Saturday, August 23, 2014

Kathy Casey National Figure Skating Coach

Travel Story – Figure Skating and Kathy Casey
     Just eighteen days before the opening ceremonies of the 2010 Vancouver Olympics, Spokane, Washington hosted the National Figure Skating Championships.  The last two weeks of January filled the hospitable city with elite skaters, and coaches.
      Skaters focused on dizzying spins, triple Axels, twizzles, and a few quad jumps, while thousands of fans looked on in awe at what a pair of figure skates can do on ice.
     That said, the results of the training and discipline that becomes the lifestyle of a skater is known all too well to coaches like Kathy Casey.
     Casey, a world-renown coach and past president of the United States Figure Skating Professionals, has served on the board of Directors of the United States Figure Skating Association and on the U.S. Olympic Coaches Committee.  She has been the official figure skating coach for three Olympic Games. She conducts Kathy Casey seminars all over the world and she does consulting work at the World Arena in Colorado Springs, Colorado.
     Catching Casey between commitments in Spokane, as Director of Performance Enhancement for the USFSA, Casey reminisced about her early days in Great Falls and her first moments on ice, “kind of, she said.”
     “The Sieben family took Terry (her brother) and I to a public session on rental skates.”
     She was hooked from the first wobbly glide and came home to tell her mother that she wanted to take lessons.   
     At the time, she was twelve, “already, over the hill,” she claims.
      Yet, she did some competing, even making it to a sectional competition.
     But what she aspired to do, was, to become a coach.
      And, it wasn’t long before her dream came true.
     The opportunity came in 1962, when she became the assistant coach at the Lakewood Winter Club in Tacoma, Washington.  
     Then, in 1990, she was offered the position of Director of Skating for the Broadmoor Skating club in Colorado Springs, Colorado.  She made the move and directed that program until 2000.
     Throughout her years in Tacoma and Colorado Springs, Casey has coached and worked with many famous skaters: Great Falls’ own, Scott Davis, a United States National Figure Skating Champion; World Figure skating Champion and Olympic Silver Medalist, Rosalynn Sumners, Nicole Bobek, Scott Hamilton, and the reigning US Senior Ladies Gold Medalist, Rachel Flatt.
     Admittedly, at the time she taught Davis, it was through trial and error.
     Casey could see where other countries were way ahead of the US then, through weight training and exercise.

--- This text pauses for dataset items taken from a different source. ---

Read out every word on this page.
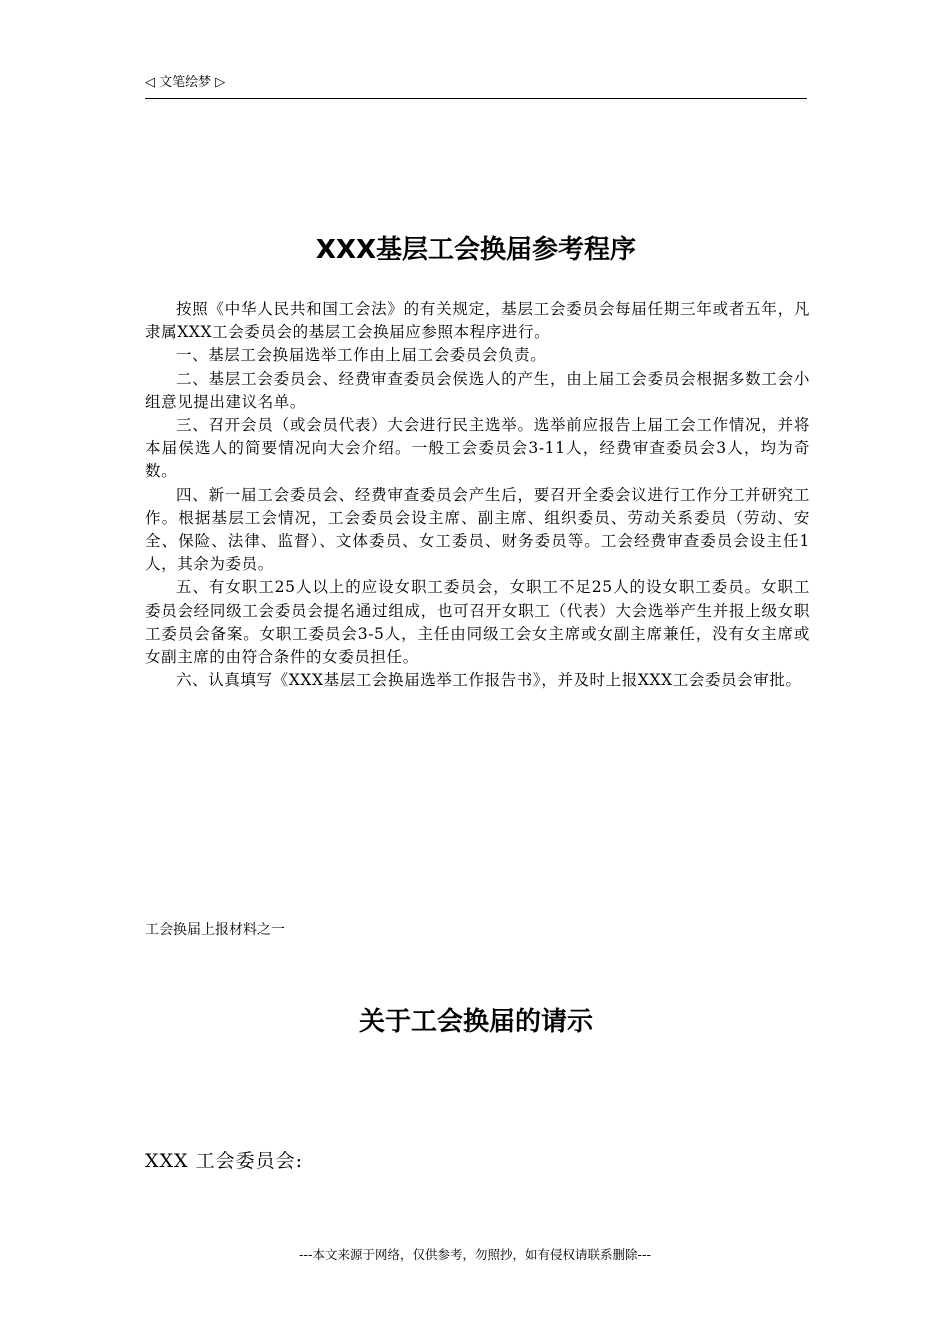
◁ 文笔绘梦 ▷
XXX基层工会换届参考程序

按照《中华人民共和国工会法》的有关规定，基层工会委员会每届任期三年或者五年，凡隶属XXX工会委员会的基层工会换届应参照本程序进行。

一、基层工会换届选举工作由上届工会委员会负责。

二、基层工会委员会、经费审查委员会侯选人的产生，由上届工会委员会根据多数工会小组意见提出建议名单。

三、召开会员（或会员代表）大会进行民主选举。选举前应报告上届工会工作情况，并将本届侯选人的简要情况向大会介绍。一般工会委员会3-11人，经费审查委员会3人，均为奇数。

四、新一届工会委员会、经费审查委员会产生后，要召开全委会议进行工作分工并研究工作。根据基层工会情况，工会委员会设主席、副主席、组织委员、劳动关系委员（劳动、安全、保险、法律、监督）、文体委员、女工委员、财务委员等。工会经费审查委员会设主任1人，其余为委员。

五、有女职工25人以上的应设女职工委员会，女职工不足25人的设女职工委员。女职工委员会经同级工会委员会提名通过组成，也可召开女职工（代表）大会选举产生并报上级女职工委员会备案。女职工委员会3-5人，主任由同级工会女主席或女副主席兼任，没有女主席或女副主席的由符合条件的女委员担任。

六、认真填写《XXX基层工会换届选举工作报告书》，并及时上报XXX工会委员会审批。

工会换届上报材料之一
关于工会换届的请示
XXX 工会委员会:
---本文来源于网络，仅供参考，勿照抄，如有侵权请联系删除---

     “But, bulking up doesn’t help us in skating,” she said.
     Casey also, had no information on the biomechanics of jumping. So, she went to the Olympic Training Center in Colorado Springs and enlisted their help. Collaborating with the research team (they rewrote how to do a triple Axel eighteen times), they came up with excellent results.  Her studies led to her receiving the 2005 U.S. Olympic Committee Sports Science Coach of the Year.  She received the honor for the work she had done on the biomechanical studies of figure skating jumps. Today, skaters learn to jump through a Pole Harness, a pole with a contraption that wraps around the skater.  The coach, holding the pole, skates along with skater preventing any serious falls as the skater attempts a jump.  Another innovation, the “Dart Fish,” a machine like video camera replays the skater’s jump detailing how long you have to be in the air to succeed the multiple revolutions.
     What was once a guessing game has evolved into technical teaching tools that make the spectator wonder, just how many revolutions in the air will skaters be able to execute?
     Without hesitation, Casey adds that “we will need something done to our boots and blades to do five rotations.”
     Casey has built a long career in coaching.
     She has been recognized not only for her tenure, but also for her major contributions to the sport of figure skating by her coaching colleagues who nominated her for the 2009 Sonja Henie Award.
     The honor was presented to Casey at a dinner in Orlando, Florida. As her name was announced, no one recognized her as she came down the aisle dressed as the legendary Norwegian figure skating champion in high top skates, muff, and costume.
     Ever one to eschew any skating sophistication, Casey’s dream of coaching has brought her many rewards.  But, she still thrives on giving youngsters the opportunity to learn to skate.
     Today, after some thirty-five years as a successful coach, Casey travels conducting skating seminars in Canada, Sweden, Great Britain, Norway, Scotland, Switzerland, Australia, and the US.  She has given presentations for the International Skating Union and conducted developmental ice skating camps in Finland, Slovenia, and China.
     This year in Vancouver, she will have no official duties at the Olympics. 
     However, she will be there on the sidelines cheering on the skaters that she knows so well through her legendary years in coaching figure skating.
     When not traveling the world, Casey slips in to her hometown (Great Falls) often, to visit and help her ninety-eight year-old mother, Muggins.